For some indefinable reason, this chapel breathes more the spirit of reverence and holiness than any other in the Abbey. There is no especial beauty of decoration here, but he who can enter the solemn little room without putting up the most fervent prayer of his life must be of an unresponsive nature indeed.
He so dominates the group of tourists he conducts that they often show signs of almost human intelligence.
It did not seem to me inharmonious to visit the Chapels of the Sanctuary in charge of a verger. The Abbey guide is also a philosopher and friend. His intoned information is pleasantly in keeping with the chiselled epitaphs, and his personality is invariably delightful; and he so dominates the group of tourists he conducts that they often show signs of almost human intelligence. The guide answers questions, not perfunctorily, but with an air of personal interest. To be sure, he passes lightly over many of the most impressive figures and proudly exhibits the fearsome Death who jabs a dart at Lady Nightingale, while her husband politely endeavors to protect her. But after becoming acquainted with the chapels one may return on free days and visit, unescorted, the tomb of Sir Francis Vere.

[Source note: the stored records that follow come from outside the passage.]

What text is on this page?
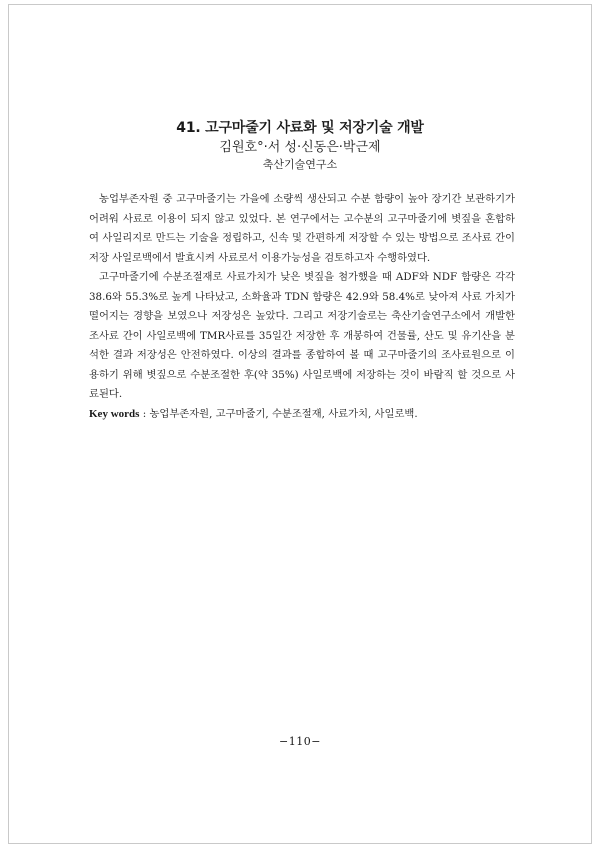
41. 고구마줄기 사료화 및 저장기술 개발
김원호°·서 성·신동은·박근제
축산기술연구소

농업부존자원 중 고구마줄기는 가을에 소량씩 생산되고 수분 함량이 높아 장기간 보관하기가 어려워 사료로 이용이 되지 않고 있었다. 본 연구에서는 고수분의 고구마줄기에 볏짚을 혼합하여 사일리지로 만드는 기술을 정립하고, 신속 및 간편하게 저장할 수 있는 방법으로 조사료 간이 저장 사일로백에서 발효시켜 사료로서 이용가능성을 검토하고자 수행하였다.

고구마줄기에 수분조절재로 사료가치가 낮은 볏짚을 첨가했을 때 ADF와 NDF 함량은 각각 38.6와 55.3%로 높게 나타났고, 소화율과 TDN 함량은 42.9와 58.4%로 낮아져 사료 가치가 떨어지는 경향을 보였으나 저장성은 높았다. 그리고 저장기술로는 축산기술연구소에서 개발한 조사료 간이 사일로백에 TMR사료를 35일간 저장한 후 개봉하여 건물률, 산도 및 유기산을 분석한 결과 저장성은 안전하였다. 이상의 결과를 종합하여 볼 때 고구마줄기의 조사료원으로 이용하기 위해 볏짚으로 수분조절한 후(약 35%) 사일로백에 저장하는 것이 바람직 할 것으로 사료된다.

Key words : 농업부존자원, 고구마줄기, 수분조절재, 사료가치, 사일로백.
−110−
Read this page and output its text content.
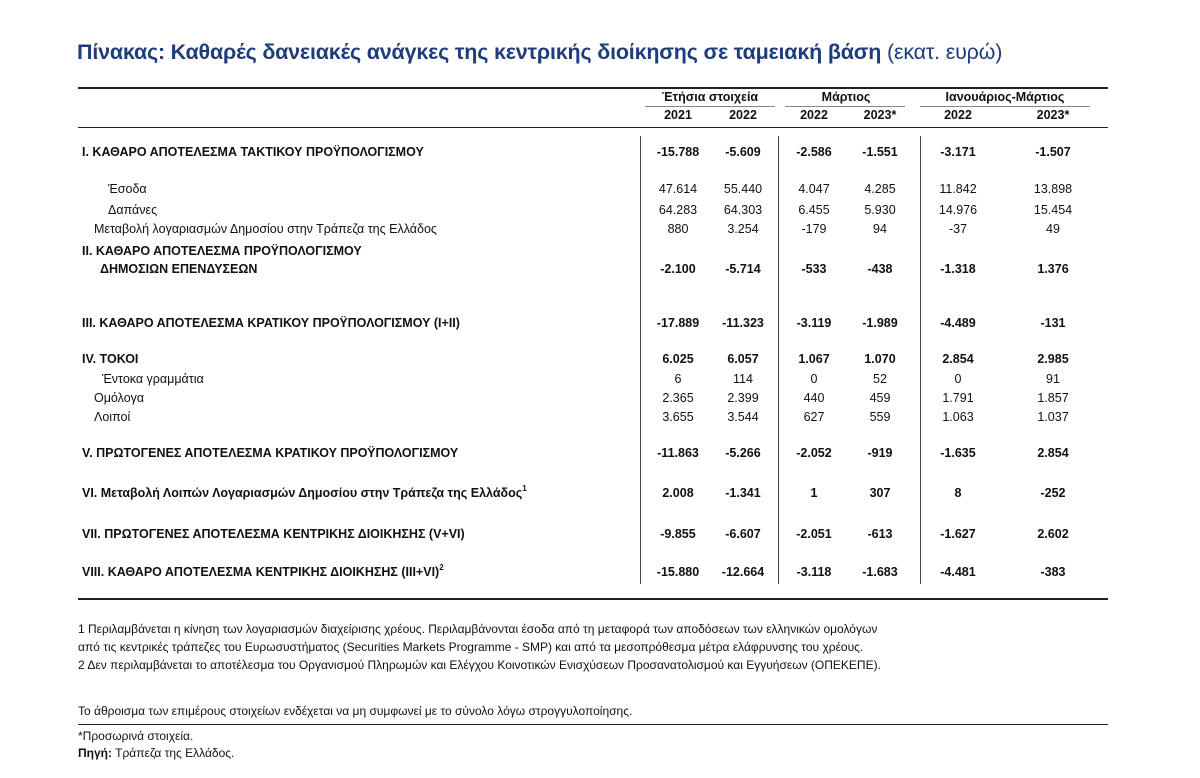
Πίνακας: Καθαρές δανειακές ανάγκες της κεντρικής διοίκησης σε ταμειακή βάση (εκατ. ευρώ)
Έτήσια στοιχεία	Μάρτιος	Ιανουάριος-Μάρτιος
2021	2022	2022	2023*	2022	2023*
I. ΚΑΘΑΡΟ ΑΠΟΤΕΛΕΣΜΑ ΤΑΚΤΙΚΟΥ ΠΡΟΫΠΟΛΟΓΙΣΜΟΥ	-15.788	-5.609	-2.586	-1.551	-3.171	-1.507
Έσοδα	47.614	55.440	4.047	4.285	11.842	13.898
Δαπάνες	64.283	64.303	6.455	5.930	14.976	15.454
Μεταβολή λογαριασμών Δημοσίου στην Τράπεζα της Ελλάδος	880	3.254	-179	94	-37	49
II. ΚΑΘΑΡΟ ΑΠΟΤΕΛΕΣΜΑ ΠΡΟΫΠΟΛΟΓΙΣΜΟΥ
ΔΗΜΟΣΙΩΝ ΕΠΕΝΔΥΣΕΩΝ	-2.100	-5.714	-533	-438	-1.318	1.376
III. ΚΑΘΑΡΟ ΑΠΟΤΕΛΕΣΜΑ ΚΡΑΤΙΚΟΥ ΠΡΟΫΠΟΛΟΓΙΣΜΟΥ (I+II)	-17.889	-11.323	-3.119	-1.989	-4.489	-131
IV. ΤΟΚΟΙ	6.025	6.057	1.067	1.070	2.854	2.985
Έντοκα γραμμάτια	6	114	0	52	0	91
Ομόλογα	2.365	2.399	440	459	1.791	1.857
Λοιποί	3.655	3.544	627	559	1.063	1.037
V. ΠΡΩΤΟΓΕΝΕΣ ΑΠΟΤΕΛΕΣΜΑ ΚΡΑΤΙΚΟΥ ΠΡΟΫΠΟΛΟΓΙΣΜΟΥ	-11.863	-5.266	-2.052	-919	-1.635	2.854
VI. Μεταβολή Λοιπών Λογαριασμών Δημοσίου στην Τράπεζα της Ελλάδος$^1$	2.008	-1.341	1	307	8	-252
VII. ΠΡΩΤΟΓΕΝΕΣ ΑΠΟΤΕΛΕΣΜΑ ΚΕΝΤΡΙΚΗΣ ΔΙΟΙΚΗΣΗΣ (V+VI)	-9.855	-6.607	-2.051	-613	-1.627	2.602
VIII. ΚΑΘΑΡΟ ΑΠΟΤΕΛΕΣΜΑ ΚΕΝΤΡΙΚΗΣ ΔΙΟΙΚΗΣΗΣ $(III+VI)^2$	-15.880	-12.664	-3.118	-1.683	-4.481	-383
1 Περιλαμβάνεται η κίνηση των λογαριασμών διαχείρισης χρέους. Περιλαμβάνονται έσοδα από τη μεταφορά των αποδόσεων των ελληνικών ομολόγων
από τις κεντρικές τράπεζες του Ευρωσυστήματος (Securities Markets Programme - SMP) και από τα μεσοπρόθεσμα μέτρα ελάφρυνσης του χρέους.
2 Δεν περιλαμβάνεται το αποτέλεσμα του Οργανισμού Πληρωμών και Ελέγχου Κοινοτικών Ενισχύσεων Προσανατολισμού και Εγγυήσεων (ΟΠΕΚΕΠΕ).
Το άθροισμα των επιμέρους στοιχείων ενδέχεται να μη συμφωνεί με το σύνολο λόγω στρογγυλοποίησης.
*Προσωρινά στοιχεία.
Πηγή: Τράπεζα της Ελλάδος.
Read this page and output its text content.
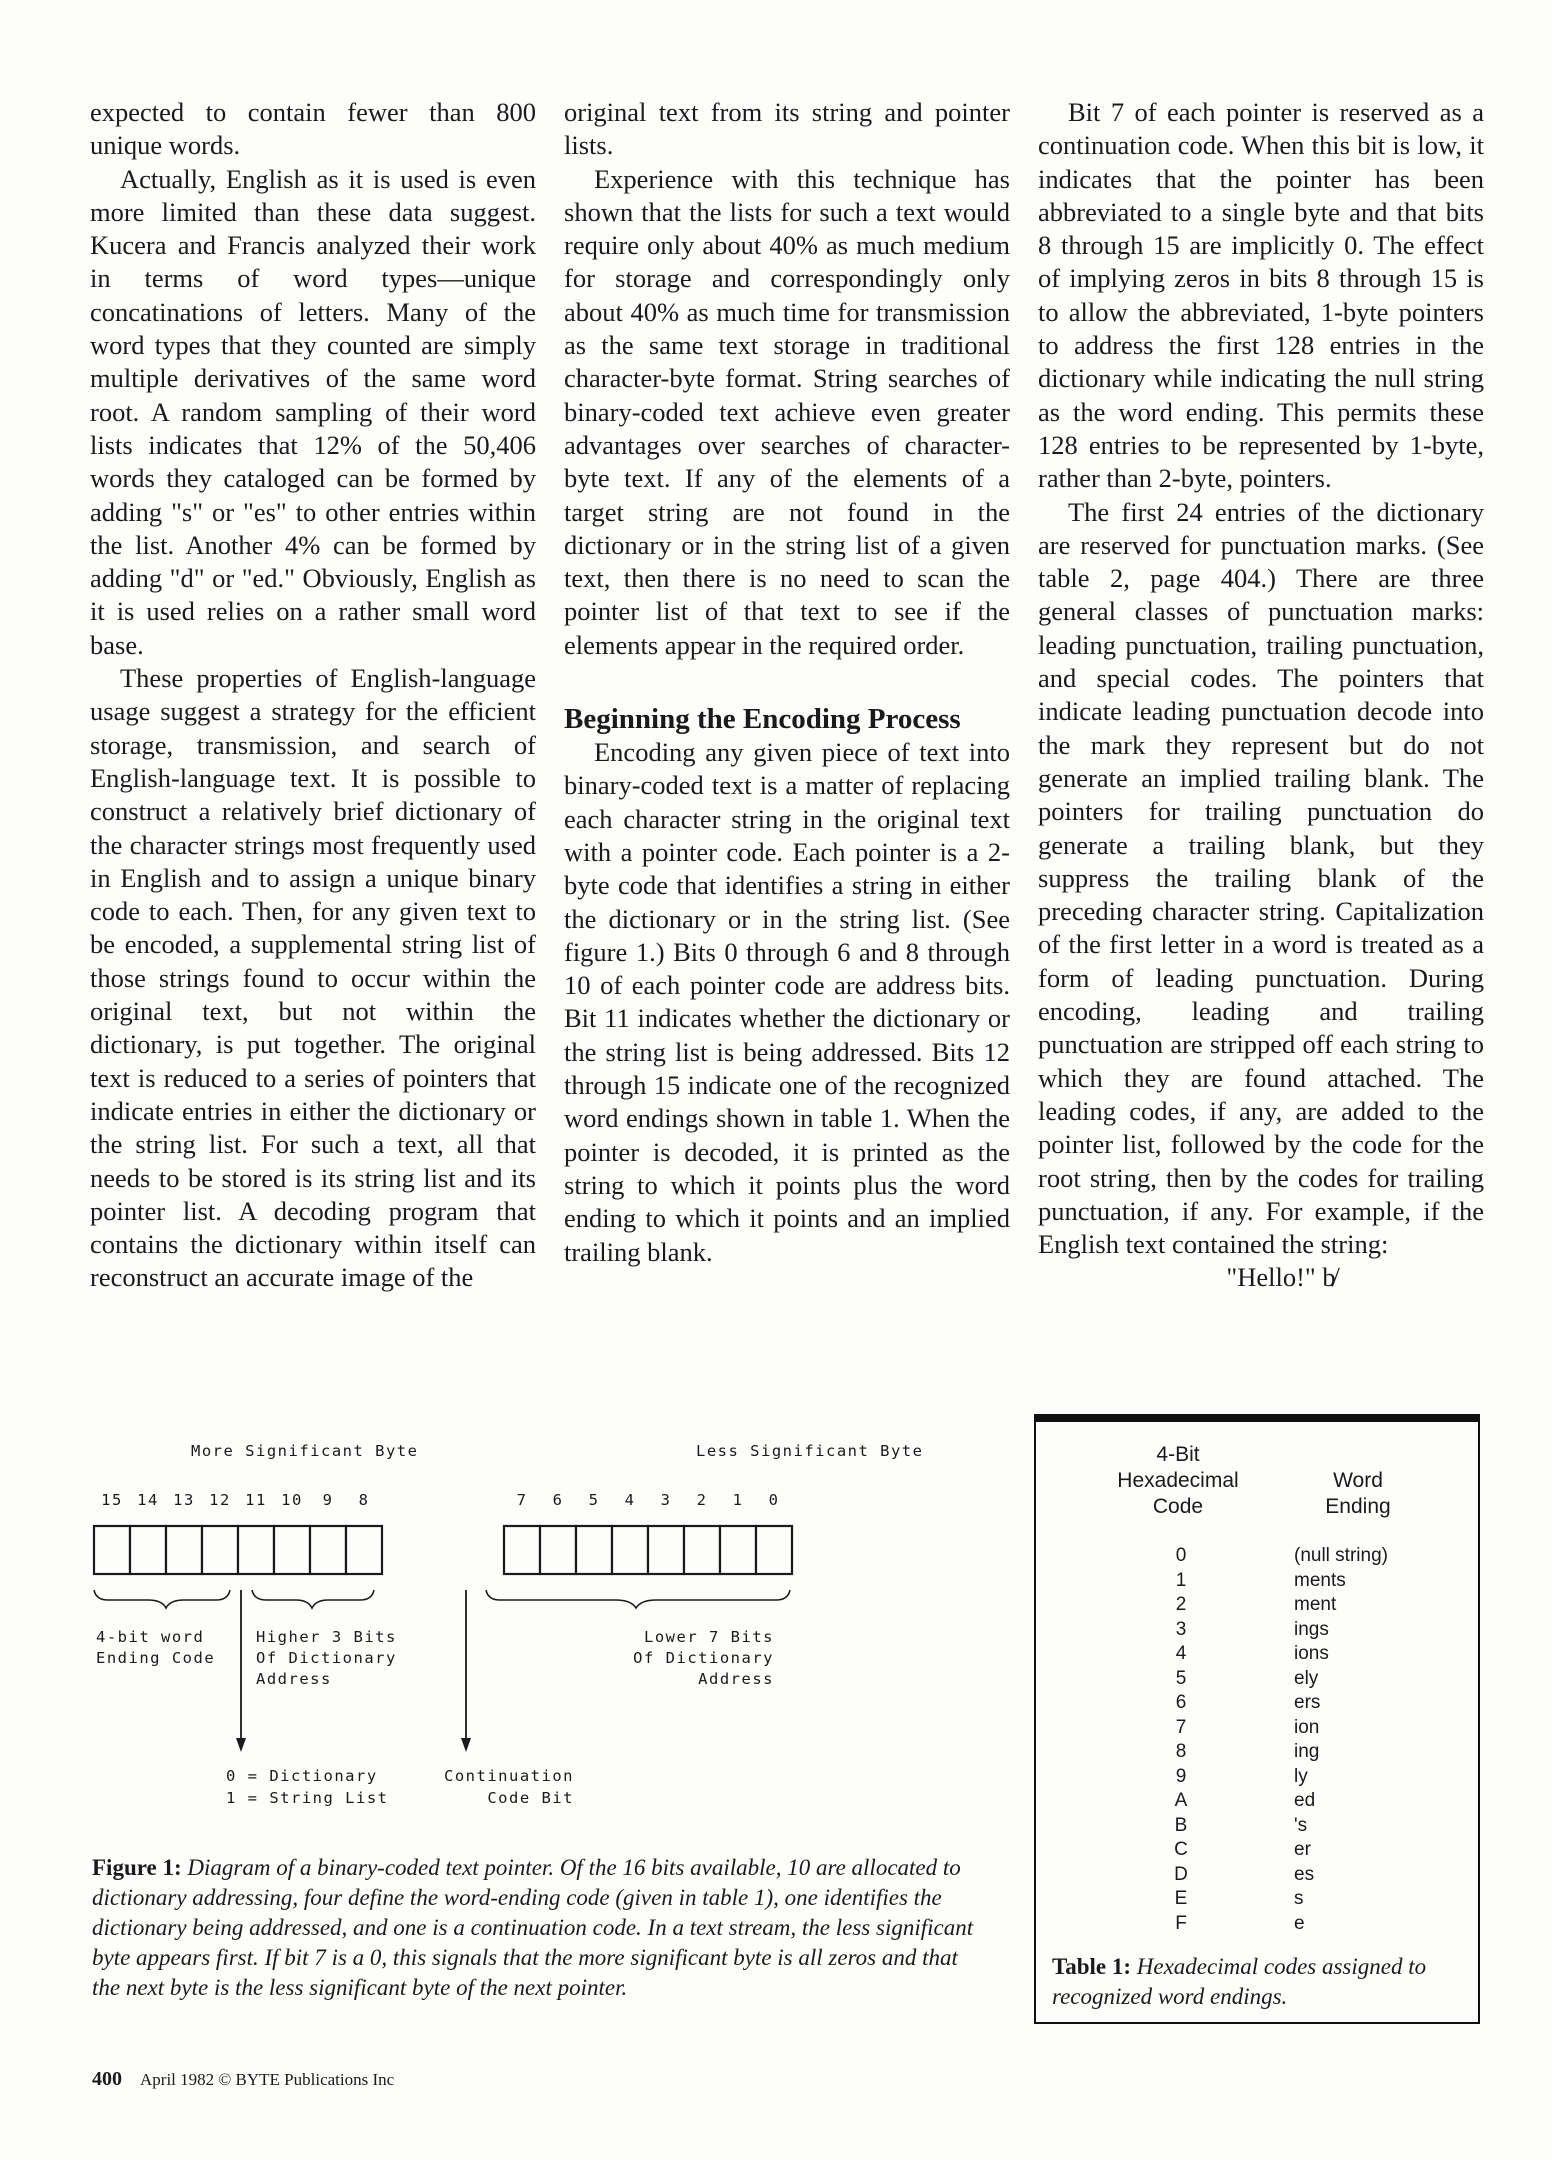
expected to contain fewer than 800 unique words.

Actually, English as it is used is even more limited than these data suggest. Kucera and Francis analyzed their work in terms of word types—unique concatinations of letters. Many of the word types that they counted are simply multiple derivatives of the same word root. A random sampling of their word lists indicates that 12% of the 50,406 words they cataloged can be formed by adding "s" or "es" to other entries within the list. Another 4% can be formed by adding "d" or "ed." Obviously, English as it is used relies on a rather small word base.

These properties of English-language usage suggest a strategy for the efficient storage, transmission, and search of English-language text. It is possible to construct a relatively brief dictionary of the character strings most frequently used in English and to assign a unique binary code to each. Then, for any given text to be encoded, a supplemental string list of those strings found to occur within the original text, but not within the dictionary, is put together. The original text is reduced to a series of pointers that indicate entries in either the dictionary or the string list. For such a text, all that needs to be stored is its string list and its pointer list. A decoding program that contains the dictionary within itself can reconstruct an accurate image of the

original text from its string and pointer lists.

Experience with this technique has shown that the lists for such a text would require only about 40% as much medium for storage and correspondingly only about 40% as much time for transmission as the same text storage in traditional character-byte format. String searches of binary-coded text achieve even greater advantages over searches of character-byte text. If any of the elements of a target string are not found in the dictionary or in the string list of a given text, then there is no need to scan the pointer list of that text to see if the elements appear in the required order.

Beginning the Encoding Process

Encoding any given piece of text into binary-coded text is a matter of replacing each character string in the original text with a pointer code. Each pointer is a 2-byte code that identifies a string in either the dictionary or in the string list. (See figure 1.) Bits 0 through 6 and 8 through 10 of each pointer code are address bits. Bit 11 indicates whether the dictionary or the string list is being addressed. Bits 12 through 15 indicate one of the recognized word endings shown in table 1. When the pointer is decoded, it is printed as the string to which it points plus the word ending to which it points and an implied trailing blank.

Bit 7 of each pointer is reserved as a continuation code. When this bit is low, it indicates that the pointer has been abbreviated to a single byte and that bits 8 through 15 are implicitly 0. The effect of implying zeros in bits 8 through 15 is to allow the abbreviated, 1-byte pointers to address the first 128 entries in the dictionary while indicating the null string as the word ending. This permits these 128 entries to be represented by 1-byte, rather than 2-byte, pointers.

The first 24 entries of the dictionary are reserved for punctuation marks. (See table 2, page 404.) There are three general classes of punctuation marks: leading punctuation, trailing punctuation, and special codes. The pointers that indicate leading punctuation decode into the mark they represent but do not generate an implied trailing blank. The pointers for trailing punctuation do generate a trailing blank, but they suppress the trailing blank of the preceding character string. Capitalization of the first letter in a word is treated as a form of leading punctuation. During encoding, leading and trailing punctuation are stripped off each string to which they are found attached. The leading codes, if any, are added to the pointer list, followed by the code for the root string, then by the codes for trailing punctuation, if any. For example, if the English text contained the string:

"Hello!" b̸

More Significant Byte	Less Significant Byte
15 14 13 12 11 10 9 8	7 6 5 4 3 2 1 0
4-bit word
Ending Code
Higher 3 Bits
Of Dictionary
Address
Lower 7 Bits
Of Dictionary
Address
0 = Dictionary
1 = String List
Continuation
Code Bit
Figure 1: Diagram of a binary-coded text pointer. Of the 16 bits available, 10 are allocated to dictionary addressing, four define the word-ending code (given in table 1), one identifies the dictionary being addressed, and one is a continuation code. In a text stream, the less significant byte appears first. If bit 7 is a 0, this signals that the more significant byte is all zeros and that the next byte is the less significant byte of the next pointer.
4-Bit
Hexadecimal
Code
Word
Ending
0
1
2
3
4
5
6
7
8
9
A
B
C
D
E
F
(null string)
ments
ment
ings
ions
ely
ers
ion
ing
ly
ed
's
er
es
s
e
Table 1: Hexadecimal codes assigned to recognized word endings.
400 April 1982 © BYTE Publications Inc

The Waxen Effigies greatly took my fancy. Hidden away in an upper room, they are well worth the extra fee which it costs to see them. The verger describes them with a show of real affection, and indeed, I felt strangely drawn to the ghastly puppets, which are, undoubtedly, very like the kings and queens they represent. William and Mary are easily lodged in a case by themselves, and their brocades and velvets and real laces are beautiful to look upon, though stiffened by age and dirt. Elizabeth is a terror, and Charles the Second a horror, but vastly fascinating in their weird dreadfulness. Again and again I returned to my waxen friends, and found that they gave me more historic atmosphere than their biographies or tombs.
Hanging round the outside of the Abbey, I one day stumbled into St. Margaret’s. The window is wonderful, of course, but I was more interested in remembering that here Mr. Pepys married the wife of whom he later naïvely chronicled:
“She finds, with reason, that in the company of other women that I love, I do not value her or mind her as I ought.”
Having seen the church where Pepys was married, I felt an impulse to visit the house where he died. But I was relieved rather than otherwise to learn that no trace of the house now remains.
And, anyway, the house where he died wasn’t the house where he made the pathetic entry in his Diary:
“Home, and, being washing day, dined upon cold meat.”